First up, let’s tackle this using base R functions. We’ll leverage the `colSums()` function along with `is.na()` to count NA values in each column of a dataframe.

``````# Sample dataframe
df <- data.frame(
A = c(1, 2, NA, 4),
B = c(NA, 2, 3, NA),
C = c(1, NA, NA, 4)
)

# Count NA values in each column using base R
na_counts_base <- colSums(is.na(df))
print(na_counts_base)``````
``````A B C
1 2 2 ``````

In this code snippet, `is.na(df)` creates a logical matrix indicating NA positions in `df`. `colSums()` then sums up the TRUE values (which represent NA) across each column, giving us the count of NAs per column.
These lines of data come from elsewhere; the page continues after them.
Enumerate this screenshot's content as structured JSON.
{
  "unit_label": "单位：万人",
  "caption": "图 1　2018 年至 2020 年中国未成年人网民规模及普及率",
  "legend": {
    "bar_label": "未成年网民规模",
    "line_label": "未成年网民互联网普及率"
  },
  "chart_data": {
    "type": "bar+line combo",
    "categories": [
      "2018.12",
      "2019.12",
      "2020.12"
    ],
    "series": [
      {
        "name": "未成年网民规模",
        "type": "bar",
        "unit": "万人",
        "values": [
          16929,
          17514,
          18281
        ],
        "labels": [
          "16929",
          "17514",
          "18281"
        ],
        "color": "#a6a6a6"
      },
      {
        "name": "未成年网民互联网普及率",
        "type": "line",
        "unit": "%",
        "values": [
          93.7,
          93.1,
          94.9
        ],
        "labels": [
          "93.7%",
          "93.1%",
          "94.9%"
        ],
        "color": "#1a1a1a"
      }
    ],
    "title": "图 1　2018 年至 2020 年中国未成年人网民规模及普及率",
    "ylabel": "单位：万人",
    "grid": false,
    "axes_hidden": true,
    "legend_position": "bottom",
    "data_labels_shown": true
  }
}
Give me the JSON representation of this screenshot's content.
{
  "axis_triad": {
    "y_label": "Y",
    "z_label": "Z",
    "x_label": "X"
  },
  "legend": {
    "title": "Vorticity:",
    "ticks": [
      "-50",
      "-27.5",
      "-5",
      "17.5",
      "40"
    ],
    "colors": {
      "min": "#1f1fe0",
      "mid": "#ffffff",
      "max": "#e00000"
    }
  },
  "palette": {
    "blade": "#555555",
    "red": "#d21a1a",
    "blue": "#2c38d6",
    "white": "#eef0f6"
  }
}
Simple and effective!

## Using Base R (with lapply)

To adapt this method for base R, we can directly apply `lapply()` to the dataframe (`df`) to achieve the same result.

``````# Count NA values in each column using base R and lapply
na_counts_base <- lapply(df, function(x) sum(is.na(x)))

print(na_counts_base)``````
``````\$A
[1] 1

\$B
[1] 2

\$C
[1] 2``````

In this snippet, `lapply(df, function(x) sum(is.na(x)))` applies the function `function(x) sum(is.na(x))` to each column of the dataframe (`df`), resulting in a list of NA counts per column.

## Using dplyr

Now, let’s switch gears and utilize the popular `dplyr` package to achieve the same task in a more streamlined manner.

``````library(dplyr)

# Count NA values in each column using dplyr
na_counts_dplyr <- df %>%
summarise_all(~ sum(is.na(.)))

print(na_counts_dplyr)``````
``````  A B C
1 1 2 2``````

Here, `summarise_all()` from `dplyr` applies the `sum(is.na(.))` function to each column (`.` represents each column in this context), providing us with the count of NA values in each. This approach is clean and fits well into a tidyverse workflow.

## Using data.table

Last but not least, let’s see how to accomplish this using `data.table`, a powerful package known for its efficiency with large datasets.

``````library(data.table)

# Convert dataframe to data.table
dt <- as.data.table(df)

# Count NA values in each column using data.table
na_counts_data_table <- dt[, lapply(.SD, function(x) sum(is.na(x)))]

print(na_counts_data_table)``````
``````       A     B     C
<int> <int> <int>
1:     1     2     2``````

In this snippet, `lapply(.SD, function(x) sum(is.na(x)))` within `data.table` allows us to apply the `sum(is.na())` function to each column (`.SD` represents the Subset of Data for each group, which in this case is each column).

# Which Method to Choose?

Now that we’ve explored three different methods to count NA values in each column, you might be wondering which one to use. The answer depends on your preference, the complexity of your dataset, and the packages you’re comfortable working with.

• Base R is straightforward and doesn’t require additional packages.
• dplyr is excellent for working within the tidyverse, especially if you’re already using other tidy tools.
• data.table shines with large datasets due to its efficiency and syntax.